Often times dye has a mind of its own, but sometimes with the right knowledge you can coerce it to be a little more cooperative. Today I’d like to cover a few techniques to help get you started in painting your own amazing pieces of fabric art.
This post is just for techniques for painting with dye. If you need to know how to prepare powdered procion dye for painting, check out this post here where I cover how to mix everything up and thicken the dye to make it paint-like.
Dye is predictably unpredictable. Okay, before you start thinking I’m crazy, just hear me out. When you put dye on fabric, those fabric fibers pull and spread the dye. So if we want a more watercolor-like, bleeding effect, we can totally use this property to our advantage.

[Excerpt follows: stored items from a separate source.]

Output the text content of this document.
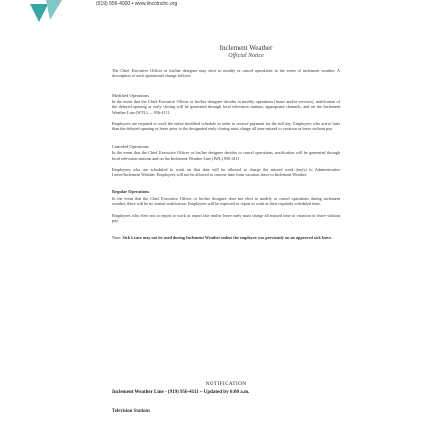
(919) 956-4000 • www.lincolnchc.org
Inclement Weather
Official Notice

The Chief Executive Officer or his/her designee may elect to modify or cancel operations in the event of inclement weather. A description of each operational change follows:

Modified Operations

In the event that the Chief Executive Officer or his/her designee decides to modify operations (hours and/or services), notification of the delayed opening or early closing will be generated through local television stations, appropriate channels, and on the Inclement Weather Line (WTL) — 956-4111.

Employees are required to work the entire modified schedule in order to receive payment for the full day. Employees who arrive later than the delayed opening or leave prior to the designated early closing must charge all time missed to vacation or leave without pay.

Canceled Operations

In the event that the Chief Executive Officer or his/her designee decides to cancel operations, notification will be generated through local television stations and on the Inclement Weather Line (IWL) 956-4111.

Employees who are scheduled to work on that date will be allowed to charge the missed work day(s) to Administrative Leave/Inclement Weather. Employees will not be allowed to convert time from vacation leave to Inclement Weather.

Regular Operations

In the event that the Chief Executive Officer or his/her designee does not elect to modify or cancel operations during inclement weather, there will be no formal notification. Employees will be expected to report to work at their regularly scheduled time.

Employees who elect not to report to work or report late and/or leave early must charge all missed time to vacation or leave without pay.

Note: Sick Leave may not be used during Inclement Weather unless the employee was previously on an approved sick leave.

NOTIFICATION
Inclement Weather Line - (919) 956-4111 ~ Updated by 6:00 a.m.
Television Stations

Check out Neptune that I painted for my son’s space quilt.
The indistinct edges really give it a misty, cloudy effect. I achieved this by painting on the fabric with slightly thickened dye first, then used plain water to blend and spread the color.
If you want to spread even more, we flip the order of operations around and it totally changes the look. Here I put down a few random drops of water towards the edges of the area where I wanted the dye to spread. A little goes a long way with fabric, so you’ll probably need to use less than you think.
For the darker, more concentrated areas of color I held a brush with unthickened dye to the fabric longer and allowed the natural properties of the fabric and the water to pull the dye out. It will spread out more and more over time.
So what if we don’t want the dye to spread?
See Earth here?
Notice how you can see the brush strokes in the blue – I used fully thickened dye on dry fabric. The dye stays pretty much where you put it without spreading.
You can even blend dyes to give objects more dimension. Here are some flowers from a big project I’m currently working on.
Notice how the use of shading makes the petals look like they’re actually under or on top of one another? I used two strengths of thickened dye to achieve this. One was prepared at the full recommended strength while for the other was only about 1/3 strength. I used the darker dye on the side of the petal that is going under…
…then blended together the lighter dye.
You can blend together colors too. For the flower centers I used unthickened dyes in yellow…
…then added orange, overlapping a little…
…then red to get the center of the flowers you saw above.
Those are just a few ideas to get you started! Play around, experiment and see how you can get the dyes to interact on fabric!
Here’s a sneak peak of some dye painting from a project I’m currently working on!
usually when you dye stuff you ket in stew in hot water and than use a dye fixer, how do you do this when you paint with the dye
There are many different ways to dye. I cover the method I used to paint with dye in this blog post.
I love the Pansies. The outline, is that done with dye also?
Thank you. The outline was done using a hand-carved stamp and fabric block printing ink.
Hey ma’am, Which class of dyes have you used here
I use procion fiber reactive dyes (like those you’d use for tie dye). I discuss how I prepared the dye and fabric for painting in this blog post.
If I’m dying a black collar on a white shirt how will I wash it out without it bleeding onto the white?
Wash as normal (rinse under the faucet until water runs clear then wash in the washer with soap on hot). With dark colors like black you will need to do lots of rinsing before all the dye is out. Bleeding is more likely to happen during the dyeing process than in the rinsing, so you’ll want to use a method such as tying to ensure the dye doesn’t bleed into the areas you don’t want the dye.